Comme un prologue à ses discussions, la scène des gendarmes français lacérant au couteau un canot pneumatique faisant fuir des dizaines de migrants apeurés en partance pour le Royaume-Uni a suscité la polémique. Filmé par la BBC vendredi dernier, l’incident a aussitôt fait réagir le gouvernement britannique, qui s’est réjoui d’un « durcissement » des pratiques des forces de sécurité françaises. L’évènement n’est pas isolé : le 13 juin dernier, des policiers ont utilisé du gaz lacrymogène pour contraindre des familles qui tentaient la traversée à regagner la plage.

Vers un « changement de doctrine d’intervention »

Parmi les mesures qui seront discutées jeudi matin, la France envisagerait d’autoriser policiers et gendarmes à intercepter bien au-delà des côtes les embarcations en direction du Royaume-Uni. « Nous sommes extrêmement préoccupés : de telles pratiques, jusqu’alors interdites, risqueraient d’augmenter le nombre de blessés et de morts sur les côtes françaises » dénonce Michaël Neuman, responsable de l’unité migrations à Médecins du monde. Natalie Roberts, directrice générale de l’ONG au Royaume-Uni accuse son pays de « sous-traiter la gestion des frontières aux autorités françaises », le rendant alors « complice et coresponsable des violences meurtrières infligées. »

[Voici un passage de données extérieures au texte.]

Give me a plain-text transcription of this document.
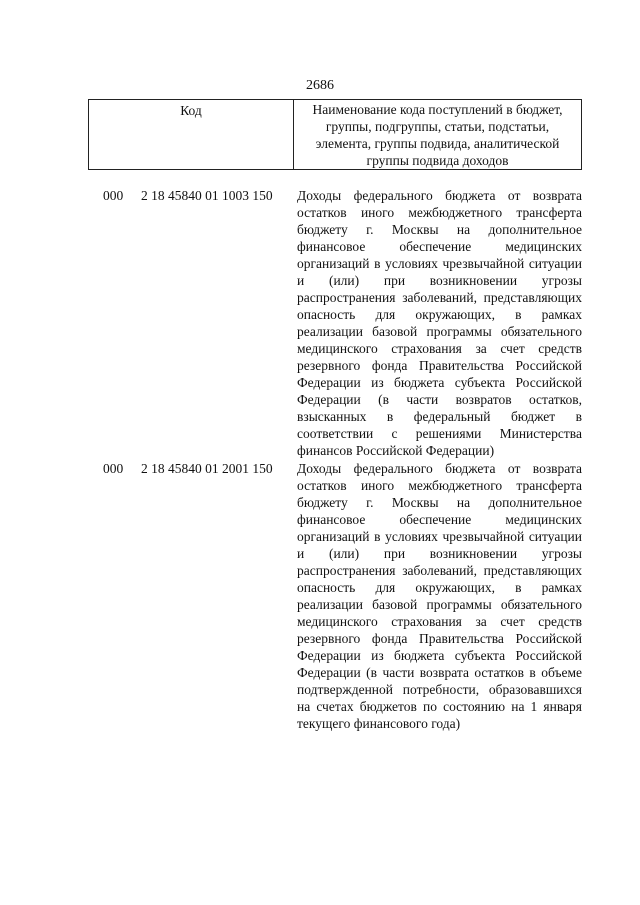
2686
Код	Наименование кода поступлений в бюджет, группы, подгруппы, статьи, подстатьи, элемента, группы подвида, аналитической группы подвида доходов
000 2 18 45840 01 1003 150 Доходы федерального бюджета от возврата остатков иного межбюджетного трансферта бюджету г. Москвы на дополнительное финансовое обеспечение медицинских организаций в условиях чрезвычайной ситуации и (или) при возникновении угрозы распространения заболеваний, представляющих опасность для окружающих, в рамках реализации базовой программы обязательного медицинского страхования за счет средств резервного фонда Правительства Российской Федерации из бюджета субъекта Российской Федерации (в части возвратов остатков, взысканных в федеральный бюджет в соответствии с решениями Министерства финансов Российской Федерации)
000 2 18 45840 01 2001 150 Доходы федерального бюджета от возврата остатков иного межбюджетного трансферта бюджету г. Москвы на дополнительное финансовое обеспечение медицинских организаций в условиях чрезвычайной ситуации и (или) при возникновении угрозы распространения заболеваний, представляющих опасность для окружающих, в рамках реализации базовой программы обязательного медицинского страхования за счет средств резервного фонда Правительства Российской Федерации из бюджета субъекта Российской Федерации (в части возврата остатков в объеме подтвержденной потребности, образовавшихся на счетах бюджетов по состоянию на 1 января текущего финансового года)
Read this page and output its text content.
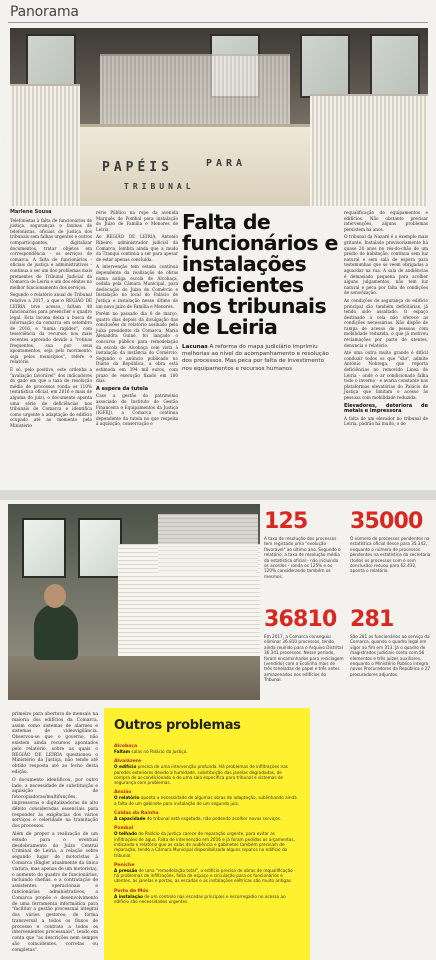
Panorama
PAPÉIS	PARA
TRIBUNAL
Foto: Ricardo Graça
Marlene Sousa

Telefonistas à falta de funcionários de justiça, seguranças e faxinas de telefonistas, oficiais de justiça dos tribunais sem falhas urgentes e outros comparticipantes, digitalizar documentos, tratar objetos em correspondência - os serviços de comarca. A falta de funcionários - oficiais de justiça e administrativos - continua a ser um dos problemas mais prementes do Tribunal Judicial da Comarca de Leiria e um dos efeitos no melhor funcionamento dos serviços.

Segundo o relatório anual do Tribunal relativo a 2017, a que o REGIÃO DE LEIRIA teve acesso, faltam 48 funcionários para preencher o quadro legal. Esta lacuna deixa a busca de informação da comarca em setembro de 2016, e "numa rapidez", com tese/ciência da recursos nos mais recentes aprovado devido a "rotinas frequentes, sua por seus apontamentos, seja pelo movimento, seja pelos municípios", refere o relatório.

É só, pelo positivo, este ordenha a "avaliação favorável" dos indicadores do gado em que a taxa de resolução médio de processos ronda os 110% (estatística oficial, em 2016 e mais de alguma do juiz), o documento aponta uma série de deficiências nos tribunais de Comarca e identifica como urgente a adaptação do edifício ocupado até ao momento pelo Ministério

rério Público na rope da avenida Marquês de Pombal para instalação do Juízo de Família e Menores de Leiria.

Ao REGIÃO DE LEIRIA, Antonio Ribeiro, administrador judicial da Comarca, lembra ainda que a mudo da Tranqui continua a ser para apesar de estar apenas concluída.

A intervenção tem estado contínua dependente da realização de obras numa antiga escola de Alcobaça, cedida pela Câmara Municipal, para deslocação do Juízo de Comércio e Instalação no local do Palácio de Justiça e instalação nesse último de um novo juízo de Família e Menores.

Porém no passado dia 8 de março, quatro dias depois da divulgação das conclusões do relatório assinado pela juíza presidente da Comarca, Maria Alexandra Guiné, foi lançado o concurso público para remodelação da escola de Alcobaça com vista à instalação da instância do Comércio. Segundo o anúncio publicado no Diário da República, a obra está estimada em 394 mil euros, com prazo de execução fixado em 180 dias.

A espera da tutela

Caso a gestão do património associado do Instituto de Gestão Financeira e Equipamentos da Justiça (IGFEJ), a Comarca continua dependente da tutela no que respeita à aquisição, conservação e

Falta de funcionários e instalações deficientes nos tribunais de Leiria
Lacunas A reforma do mapa judiciário imprimiu melhorias ao nível do acompanhamento e resolução dos processos. Mas peca por falta de investimento nos equipamentos e recursos humanos

requalificação de equipamentos e edifícios. Não obstante precisar intervenções, alguns problemas persistem há anos.

O tribunal da Nazaré é o exemplo mais gritante. Instalado provisoriamente há quase 20 anos no rés-do-chão de um prédio de habitação, continua sem luz natural e sem sala de espera para testemunhas que se veem obrigadas a aguardar na rua. A sala de audiências é demasiado pequena para acolher alguns julgamentos, não tem luz natural e peca por falta de condições de sonorização.

As condições de segurança do edifício principal são também deficitárias, já tendo sido assaltado. O espaço destinado a cela não oferece as condições necessárias. Não dispõe de rampa de acesso de pessoas com mobilidade reduzida, o que já motivou reclamações por parte de utentes, denuncia o relatório.

Até uma outra muito grande é difícil conduzir todos os que "são", admite António Nobrega, que reporta deficiências no removido Linea de Leiria - onde o ar condicionado falha todo o inverno - e avaria constante nas plataformas elevatórias do Palácio de Justiça que limitam o acesso às pessoas com mobilidade reduzida.

Elevadores, deteriora de metais e impressora

A falta de um elevador no tribunal de Leiria, padrão há muito, o de

125
A taxa de resolução dos processos tem registado uma "evolução favorável" ao último ano. Segundo o relatório, a taxa de resolução média da estatística oficial - não incluindo os acordos - ronda os 125% e os 120% considerando também os mesmos.
35000
O número de processos pendentes na estatística oficial desce para 35.342, enquanto o número de processos pendentes na estatística da secretaria (todos os processos com e sem conclusão) recuou para 62.432, aponta o relatório.
36810
Em 2017, a Comarca conseguiu eliminar 36.810 processos, tendo ainda reunido para o Arquivo Distrital 36.341 processos. Nesse período, foram encaminhados para reciclagem (vendido) com a Ecolinha mais de três toneladas de papel e três antes armazenados nos edifícios do Tribunal.
281
São 281 os funcionários ao serviço da Comarca, quando o quadro legal em vigor ao fim em 313. Já o quadro de magistrados judiciais conta com 56 elementos e três juízes auxiliares, enquanto o Ministério Público integra novos Procuradores da República e 27 procuradores adjuntos.

primeiro para abertura de mensais na maioria dos edifícios da Comarca, assim como sistemas de alarmes e sistemas de videovigilância. Observou-se que o governo, não existem ainda recursos apontados pelo relatório, sobre as quais o REGIÃO DE LEIRIA questionou o Ministério da Justiça, não tendo até obtido resposta até ao fecho desta edição.

O documento identificou, por outro lado, a necessidade de substituição e aquisição de fotocopiadoras/multifunções, impressoras e digitalizadoras de alto débito consideradas essenciais para responder às exigências dos vários serviços e celeridade na tramitação dos processos.

Além de propor a realização de um estudo para o eventual desdobramento do Juízo Central Criminal de Leiria, a relação sobre segundo lugar de motoristas à Comarca (Engler atualmente da única viatura, mas apenas de um motorista), o aumento do quadro de funcionários, incluindo chefias, e a contratação de assistentes operacionais e funcionários administrativos, a Comarca propõe o desenvolvimento de uma ferramenta informática para "facilitar a gestão processual integral dos vários gestores; de forma transversal a todos os fluxos de processo e contrato a todos os intervenientes processuais", tendo em conta que "as descrições nem sempre são coincidentes, corretas ou completas".

Outros problemas
Alcobaça
Faltam salas no Palácio da Justiça.
Alvaiázere
O edifício precisa de uma intervenção profunda. Há problemas de infiltrações nas paredes exteriores devido à humidade, substituição das janelas degradadas, de compra de ar-condicionado e de uma sala específica para tribunal e sistemas de segurança com problemas.
Ansião
O relatório aponta a necessidade de algumas obras de adaptação, sublinhando ainda a falta de um gabinete para instalação de um segundo juiz.
Caldas da Rainha
A capacidade do tribunal está esgotada, não podendo acolher novos serviços.
Pombal
O telhado do Palácio da Justiça carece de reparação urgente, para evitar as infiltrações de água. Falta de intervenção em 2016 e já foram pedidos os orçamentos, indicando o relatório que as salas de audiência e gabinetes também precisam de reparação, tendo a Câmara Municipal disponibilizado alguns reparos no edifício do tribunal.
Peniche
A pressão de uma "remodelação total", o edifício precisa de obras de requalificação - há problemas de infiltrações, falta de espaço e circulação para os funcionários e utentes, as janelas e portas, as escadas e as instalações elétricas são muito antigas.
Porto de Mós
A instalação de um controlo nas escadas principais e escorregadio no acesso ao edifício são necessidades urgentes.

Cette mesure est pourtant attendue par Downing Street, pour qui la lutte contre l’immigration constitue un enjeu essentiel. Sous pression de l’extrême droite qui ne cesse de monter en puissance – en témoigne la victoire historique du parti Reform UK aux dernières élections locales – le gouvernement travailliste a multiplié ses tentatives de séduction : en mai dernier, le premier ministre Keir Starmer a promis de « reprendre le contrôle des frontières », invoquant le risque que la Grande-Bretagne devienne « une île d’étrangers ».

Alors qu’une loi sur la sécurité des frontières se trouve en cours d’examen au Parlement britannique, Londres fait pression sur Paris pour trouver un accord bilatéral. En France, la police n’est autorisée à intercepter les migrants en pleine mer que dans le but de leur porter secours. Mais une voie a été ouverte pour un « changement de doctrine d’intervention » le 27 février dernier, lors d’une conférence de presse du ministre de l’Intérieur, Bruno Retailleau, et de son homologue d’outre-manche, Yvette Cooper. Le gouvernement travailliste attend donc des annonces en ce sens lors du sommet.

Selon les derniers chiffres du gouvernement britannique, plus de 21 000 personnes ont traversé la Manche dans la clandestinité depuis le début de l’année. Avec une répression policière qui s’intensifie, l’utilisation de bateaux de plus en plus petits pour échapper aux contrôles et de plus en plus de candidats au passage, les risques ne cessent de se multiplier. Au moins quinze d’entre eux sont morts avant d’atteindre l’autre rive, étouffés à bord des canots ou noyés pendant l’embarquement.